I have an HPI pro 4! runninf fixed spool on the front! sway bars front and rear!


----------



## TeamReliantRC (Mar 27, 2006)

http://www.srcmcc.co.uk/ goto track! its on the exit of the corners! mainly the one that is just clipped from the picture in the 1st photo, and also the one with the car just going out of shot!
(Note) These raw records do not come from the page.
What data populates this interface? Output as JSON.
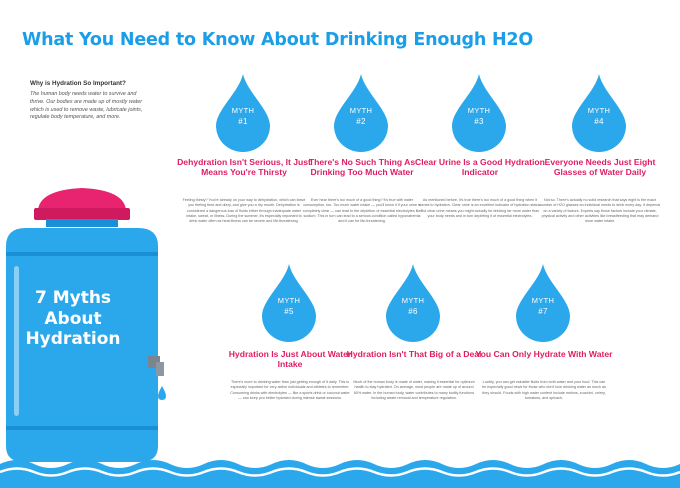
{
  "title": "What You Need to Know About Drinking Enough H2O",
  "intro": {
    "heading": "Why is Hydration So Important?",
    "body": "The human body needs water to survive and thrive. Our bodies are made up of mostly water which is used to remove waste, lubricate joints, regulate body temperature, and more."
  },
  "cooler": {
    "line1": "7 Myths",
    "line2": "About",
    "line3": "Hydration"
  },
  "myths": [
    {
      "label": "MYTH",
      "number": "#1",
      "heading": "Dehydration Isn't Serious, It Just Means You're Thirsty",
      "body": "Feeling thirsty? You're already on your way to dehydration, which can leave you feeling tired and dizzy, and give you a dry mouth. Dehydration is considered a dangerous loss of fluids either through inadequate water intake, sweat, or illness. During the summer, it's especially important to drink water often as heat illness can be severe and life-threatening."
    },
    {
      "label": "MYTH",
      "number": "#2",
      "heading": "There's No Such Thing As Drinking Too Much Water",
      "body": "Ever hear there's too much of a good thing? It's true with water consumption, too. Too much water intake — you'll know it if your urine is completely clear — can lead to the depletion of essential electrolytes like sodium. This in turn can lead to a serious condition called hyponatremia and it can be life-threatening."
    },
    {
      "label": "MYTH",
      "number": "#3",
      "heading": "Clear Urine Is a Good Hydration Indicator",
      "body": "As mentioned before, it's true there's too much of a good thing when it comes to hydration. Clear urine is an excellent indicator of hydration status. But clear urine means you might actually be drinking far more water than your body needs and in turn depleting it of essential electrolytes."
    },
    {
      "label": "MYTH",
      "number": "#4",
      "heading": "Everyone Needs Just Eight Glasses of Water Daily",
      "body": "Not so. There's actually no solid research that says eight is the exact number of H2O glasses an individual needs to drink every day. It depends on a variety of factors. Experts say those factors include your climate, physical activity and other activities like breastfeeding that may demand more water intake."
    },
    {
      "label": "MYTH",
      "number": "#5",
      "heading": "Hydration Is Just About Water Intake",
      "body": "There's more to drinking water than just getting enough of it daily. This is especially important for very active individuals and athletes to remember. Consuming drinks with electrolytes — like a sports drink or coconut water — can keep you better hydrated during intense sweat sessions."
    },
    {
      "label": "MYTH",
      "number": "#6",
      "heading": "Hydration Isn't That Big of a Deal",
      "body": "Much of the human body is made of water, making it essential for optimum health to stay hydrated. On average, most people are made up of around 60% water. In the human body, water contributes to many bodily functions including waste removal and temperature regulation."
    },
    {
      "label": "MYTH",
      "number": "#7",
      "heading": "You Can Only Hydrate With Water",
      "body": "Luckily, you can get valuable fluids from both water and your food. This can be especially good news for those who don't love drinking water as much as they should. Foods with high water content include melons, zucchini, celery, tomatoes, and spinach."
    }
  ],
  "colors": {
    "accent_blue": "#1a9ee8",
    "drop_blue": "#2ba8ec",
    "heading_pink": "#e01d63",
    "cap_pink": "#e8236f"
  }
}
I have 80w oil in shocks front + rear.
Soft springs all round. 5mm ridehight all over.
rollbar front/rear
fixed spool on the front
cs22 tures with grip add.
middle hole on wishbone for shock angle!


----------



## rayhuang (Sep 26, 2001)

TeamReliantRC said:


> http://www.srcmcc.co.uk/ goto track! its on the exit of the corners! mainly the one that is just clipped from the picture in the 1st photo, and also the one with the car just going out of shot!
> 
> I have 80w oil in shocks front + rear.
> Soft springs all round. 5mm ridehight all over.
> ...


What about droop-what was that? First off I bet your shock oil is too heavy for cold outdoors.


----------



## RcCzarOfOld (Nov 7, 2005)

Go one stage stiffer on the front springs and drop the oil weight to probably 40. Then take off the rear anti-roll bar.


----------



## Z.Hallett (Dec 14, 2005)

your shock wt. is way to heavy. the car will react too slow and wieght will not transfer fast enough and not give enough traction. also the piston inside the shock could be way to small for the wt. of the oil you are running. what are the camber link positions at on the towers? what about shock position on the towers? 
-things we need to know to help you.


----------